Turquia ordena detenção de 35 jornalistas

Daniel Kopatsch / EPA

Presidente turco, Recep Tayyip Erdogan

A polícia de Istambul lançou, esta quinta-feira, uma operação para deter 35 jornalistas que o Ministério Público turco acusa de terem ligações a Fethullah Gülen, clérigo acusado de instigar o golpe de Estado falhado de julho de 2016.

“Têm-me sob custódia”, escreveu quinta-feira Burak Ekici, editor do diário da oposição BirGün, na sua conta do Twitter.

A acusação da procuradoria turca assenta no facto de os jornalistas terem usado a aplicação de mensagens encriptadas ByLock – que tem 215 mil utilizadores em todo o país -, uma ferramenta que, de acordo com as autoridades turcas, foi desenvolvida para permitir a comunicação encriptada entre os “golpistas”.

Segundo a Plataforma para o Jornalismo Independente, com sede em Istambul, 164 jornalistas continuam na prisão na Turquia.

No final de julho realizou-se a primeira audiência do julgamento contra 19 jornalistas e funcionários do Cumhuriyet, jornal da oposição turca, por alegado apoio a organizações terroristas, num caso que fez aumentar as preocupações com os direitos e liberdades no país.

Os 19 acusados incluem o editor chefe do diário “Cumhuriyet”, Murat Sabuncu, o jornalista de investigação Ahmet Sik, o comentador Kadri Gursel e o cartoonista Musa Kart, que são acusados de patrocinar várias organizações ilegais, entre as quais militantes curdos e o movimento do clérigo Fethullah Gülen.

Se condenados arriscam penas de prisão de entre oito e 43 anos.

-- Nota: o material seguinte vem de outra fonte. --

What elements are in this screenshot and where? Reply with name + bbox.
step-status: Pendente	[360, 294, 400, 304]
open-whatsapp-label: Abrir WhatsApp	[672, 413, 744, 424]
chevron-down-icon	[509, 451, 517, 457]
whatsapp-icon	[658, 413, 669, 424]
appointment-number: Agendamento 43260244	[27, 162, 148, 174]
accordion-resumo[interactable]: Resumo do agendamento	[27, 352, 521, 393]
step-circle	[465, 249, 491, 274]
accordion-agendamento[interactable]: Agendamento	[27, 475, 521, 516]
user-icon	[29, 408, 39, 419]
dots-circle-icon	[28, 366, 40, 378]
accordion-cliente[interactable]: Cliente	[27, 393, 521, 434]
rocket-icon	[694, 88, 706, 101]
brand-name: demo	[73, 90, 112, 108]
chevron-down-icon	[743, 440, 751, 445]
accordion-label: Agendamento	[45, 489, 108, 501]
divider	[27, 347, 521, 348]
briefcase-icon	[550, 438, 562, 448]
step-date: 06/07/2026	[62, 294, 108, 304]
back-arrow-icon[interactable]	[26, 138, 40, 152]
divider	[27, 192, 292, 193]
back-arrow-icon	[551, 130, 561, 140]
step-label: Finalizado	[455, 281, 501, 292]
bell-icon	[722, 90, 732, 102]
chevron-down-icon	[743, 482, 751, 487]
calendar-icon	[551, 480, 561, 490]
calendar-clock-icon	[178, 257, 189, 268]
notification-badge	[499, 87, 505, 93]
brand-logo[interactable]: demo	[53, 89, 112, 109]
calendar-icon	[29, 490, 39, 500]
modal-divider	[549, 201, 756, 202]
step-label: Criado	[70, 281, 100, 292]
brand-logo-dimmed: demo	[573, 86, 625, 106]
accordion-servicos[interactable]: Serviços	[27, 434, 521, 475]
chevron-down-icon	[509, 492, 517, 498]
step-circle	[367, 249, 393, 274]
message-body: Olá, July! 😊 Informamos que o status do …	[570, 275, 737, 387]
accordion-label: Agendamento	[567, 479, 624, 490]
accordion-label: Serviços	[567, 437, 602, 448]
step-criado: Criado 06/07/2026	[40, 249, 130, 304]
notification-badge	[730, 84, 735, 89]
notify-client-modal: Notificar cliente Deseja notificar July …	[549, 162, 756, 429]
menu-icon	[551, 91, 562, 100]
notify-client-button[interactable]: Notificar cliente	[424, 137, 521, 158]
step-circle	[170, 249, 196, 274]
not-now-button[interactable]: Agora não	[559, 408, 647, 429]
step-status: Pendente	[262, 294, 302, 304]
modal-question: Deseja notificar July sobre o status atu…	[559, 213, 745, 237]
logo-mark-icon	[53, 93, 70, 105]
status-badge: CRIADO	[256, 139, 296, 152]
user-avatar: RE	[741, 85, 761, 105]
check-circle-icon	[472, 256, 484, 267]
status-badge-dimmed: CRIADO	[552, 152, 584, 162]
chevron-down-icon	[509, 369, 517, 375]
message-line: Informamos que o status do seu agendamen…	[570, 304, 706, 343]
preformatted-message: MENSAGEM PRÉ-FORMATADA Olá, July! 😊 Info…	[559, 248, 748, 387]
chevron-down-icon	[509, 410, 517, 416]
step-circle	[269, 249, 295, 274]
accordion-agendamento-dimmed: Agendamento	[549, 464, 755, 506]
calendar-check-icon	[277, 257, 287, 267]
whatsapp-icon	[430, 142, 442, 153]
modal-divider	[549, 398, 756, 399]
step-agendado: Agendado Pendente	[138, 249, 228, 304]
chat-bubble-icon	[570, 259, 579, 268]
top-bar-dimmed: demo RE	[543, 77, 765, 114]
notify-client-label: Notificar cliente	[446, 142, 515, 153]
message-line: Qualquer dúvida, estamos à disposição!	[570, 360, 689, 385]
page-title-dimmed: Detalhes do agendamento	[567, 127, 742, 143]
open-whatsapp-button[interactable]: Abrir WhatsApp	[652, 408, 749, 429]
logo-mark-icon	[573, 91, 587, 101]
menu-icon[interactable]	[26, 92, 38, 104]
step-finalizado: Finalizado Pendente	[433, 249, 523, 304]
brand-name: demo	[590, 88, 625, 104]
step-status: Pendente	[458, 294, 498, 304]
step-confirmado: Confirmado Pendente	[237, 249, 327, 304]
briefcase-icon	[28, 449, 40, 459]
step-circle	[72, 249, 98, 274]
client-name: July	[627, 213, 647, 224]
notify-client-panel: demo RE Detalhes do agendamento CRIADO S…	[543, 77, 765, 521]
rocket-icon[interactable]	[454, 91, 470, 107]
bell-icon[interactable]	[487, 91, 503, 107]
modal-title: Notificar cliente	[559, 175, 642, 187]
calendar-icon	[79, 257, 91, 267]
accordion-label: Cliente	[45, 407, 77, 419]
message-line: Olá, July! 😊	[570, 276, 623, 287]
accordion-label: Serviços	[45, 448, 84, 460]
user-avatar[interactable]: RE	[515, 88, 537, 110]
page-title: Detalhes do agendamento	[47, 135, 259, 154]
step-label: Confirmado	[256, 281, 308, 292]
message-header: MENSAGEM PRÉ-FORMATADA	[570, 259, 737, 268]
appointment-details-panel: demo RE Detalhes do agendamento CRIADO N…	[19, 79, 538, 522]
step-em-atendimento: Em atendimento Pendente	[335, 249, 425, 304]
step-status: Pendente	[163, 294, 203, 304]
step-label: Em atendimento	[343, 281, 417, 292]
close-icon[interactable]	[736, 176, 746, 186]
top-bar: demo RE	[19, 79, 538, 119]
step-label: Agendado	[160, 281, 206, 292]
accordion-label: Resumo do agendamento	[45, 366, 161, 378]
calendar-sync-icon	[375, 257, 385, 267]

Dos 19 acusados apenas cinco aguardam em liberdade o resultado do julgamento.

Dois dos suspeitos, incluindo o antigo chefe da redação do “Cumhuriyet Can Dündar”, que está exilado na Alemanha, são julgados à revelia.

O encarceramento dos jornalistas, dirigentes e outros colaboradores da publicação insere-se no quadro de uma repressão generalizada do Governo do país, na sequência do golpe militar fracassado que levou à detenção de mais de 50 mil pessoas, incluindo jornalistas, deputados da oposição e ativistas.

Inicialmente, esta campanha visava apenas as pessoas suspeitas de golpismo, mas expandiram-se a todos os opositores do Presidente turco, Tayyip Recep Erdogan.

Fethullah Gülen, tido como inimigo número um de Erdogan, é acusado por Ancara de ter “orquestrado” a tentativa de golpe de Estado. O predicador, que se encontra exilado nos EUA desde 1999, nega firmemente as acusações contra si.